En bref : À moins d’un mois de la date limite de conformité à la loi sur les marchés numériques, l’instance dirigeante de l’UE a décidé que la plate-forme de messagerie d’Apple ne répondait pas à la définition légale d’un « service de plate-forme de base ». Par conséquent, les messages natifs de l’iPhone peuvent rester statu quo. Cependant, la société prévoit toujours d’ajouter le support RCS via une application secondaire.
Mardi, la Commission européenne a annoncé qu’iMessage d’Apple n’était pas un « service de plate-forme principale », et qu’il n’était donc pas soumis à la loi européenne sur les marchés numériques (DMA). Le résultat est que Cupertino n’a pas besoin d’ouvrir le service aux plateformes concurrentes. Cette décision constitue un coup dur pour Google, qui a fait pression sur les régulateurs européens pour forcer Apple à rendre son système compatible avec d’autres plateformes de messagerie.
Apple n’a pas été le seul gagnant dans la décision de la CE. Microsoft a vu trois services être exemptés des règles DMA, à savoir ses plateformes de navigateur, de recherche et de publicité.
« Après une évaluation approfondie de tous les arguments, en tenant compte des contributions des parties prenantes concernées, et après avoir entendu le comité consultatif des marchés numériques, la Commission a conclu qu’iMessage, Bing, Edge et Microsoft Advertising ne sont pas considérés comme des services de contrôle d’accès », a déclaré la CE. bien qu’ils aient déjà constaté qu’ils respectaient des « seuils quantitatifs » pour les services de base de la plateforme.
La décision intervient cinq mois après avoir désigné les services de plate-forme principale App Store, iOS et Safari d’Apple sous le DMA. À cette époque, la CE a enquêté sur iMessage et a examiné les arguments d’Apple et de ses concurrents. Une enquête similaire est en cours concernant iPadOS.

Google a exprimé sa frustration face à cette décision.
« Exclure ces services populaires des règles DMA signifie que les consommateurs et les entreprises ne se verront pas offrir l’étendue du choix qui existe déjà sur d’autres plateformes plus ouvertes », a déclaré la porte-parole de Google, Emily Clarke, à The Verge.
Cependant, Apple a déjà annoncé son intention de prendre en charge le protocole RCS multiplateforme de Google en tant que service autonome.
« [RCS] fonctionnera aux côtés d’iMessage, qui continuera à être l’expérience de messagerie la meilleure et la plus sécurisée pour les utilisateurs Apple », a déclaré la porte-parole d’Apple, Jacqueline Roy.
En d’autres termes, même si iOS prendra en charge RCS, Google est en colère parce que l’UE n’oblige pas Apple à ouvrir son système propriétaire.
Pendant ce temps, Meta n’a pas eu cette chance.
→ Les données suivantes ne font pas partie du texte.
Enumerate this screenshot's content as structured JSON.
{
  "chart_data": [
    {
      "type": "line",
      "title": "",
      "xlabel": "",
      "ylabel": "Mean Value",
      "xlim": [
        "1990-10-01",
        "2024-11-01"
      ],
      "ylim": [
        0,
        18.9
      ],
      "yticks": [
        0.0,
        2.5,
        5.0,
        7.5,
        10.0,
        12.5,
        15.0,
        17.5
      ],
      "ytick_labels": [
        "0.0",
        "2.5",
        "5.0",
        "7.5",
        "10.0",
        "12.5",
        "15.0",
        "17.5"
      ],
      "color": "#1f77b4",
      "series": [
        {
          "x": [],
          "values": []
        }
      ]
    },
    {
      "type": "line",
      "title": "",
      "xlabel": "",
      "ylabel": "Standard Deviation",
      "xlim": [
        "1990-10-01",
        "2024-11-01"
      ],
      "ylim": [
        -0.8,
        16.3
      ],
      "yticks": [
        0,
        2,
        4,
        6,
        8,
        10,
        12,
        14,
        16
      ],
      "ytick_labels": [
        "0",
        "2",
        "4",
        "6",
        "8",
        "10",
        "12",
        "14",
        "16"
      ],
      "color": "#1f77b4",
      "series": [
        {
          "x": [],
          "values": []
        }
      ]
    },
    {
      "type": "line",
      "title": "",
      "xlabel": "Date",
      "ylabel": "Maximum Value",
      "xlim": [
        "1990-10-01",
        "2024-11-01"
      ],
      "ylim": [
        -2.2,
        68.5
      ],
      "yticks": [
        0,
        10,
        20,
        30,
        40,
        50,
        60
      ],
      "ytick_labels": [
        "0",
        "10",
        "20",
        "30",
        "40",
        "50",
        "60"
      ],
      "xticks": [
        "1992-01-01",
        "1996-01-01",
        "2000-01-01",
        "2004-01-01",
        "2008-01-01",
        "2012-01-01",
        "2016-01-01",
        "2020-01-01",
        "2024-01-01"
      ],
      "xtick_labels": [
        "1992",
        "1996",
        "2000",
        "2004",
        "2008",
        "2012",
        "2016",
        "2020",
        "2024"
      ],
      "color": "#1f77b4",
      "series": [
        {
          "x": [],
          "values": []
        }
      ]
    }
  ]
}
Ses applications de messagerie – WhatsApp et Messenger – étaient toutes deux désignées comme services de contrôle d’accès. L’équipe de développement du géant des médias sociaux s’efforce de rendre les deux services interopérables avec les plateformes concurrentes.
Tous les services de base de la plate-forme, y compris Safari, iOS et App Store d’Apple, doivent se conformer aux règles DMA d’ici le 7 mars 2024. Malgré les estimations montrant le contraire, le plan de Cupertino pour la conformité de l’App Store a déjà essuyé les testeurs de ses concurrents pour le rendre plus coûteux à offrir. méthodes de paiement externes et sites marchands d’applications secondaires.
Malheureusement, le temps des réfutations est révolu. La CE décidera en fin de compte si le projet d’Apple est conforme ou non à la lettre de la loi.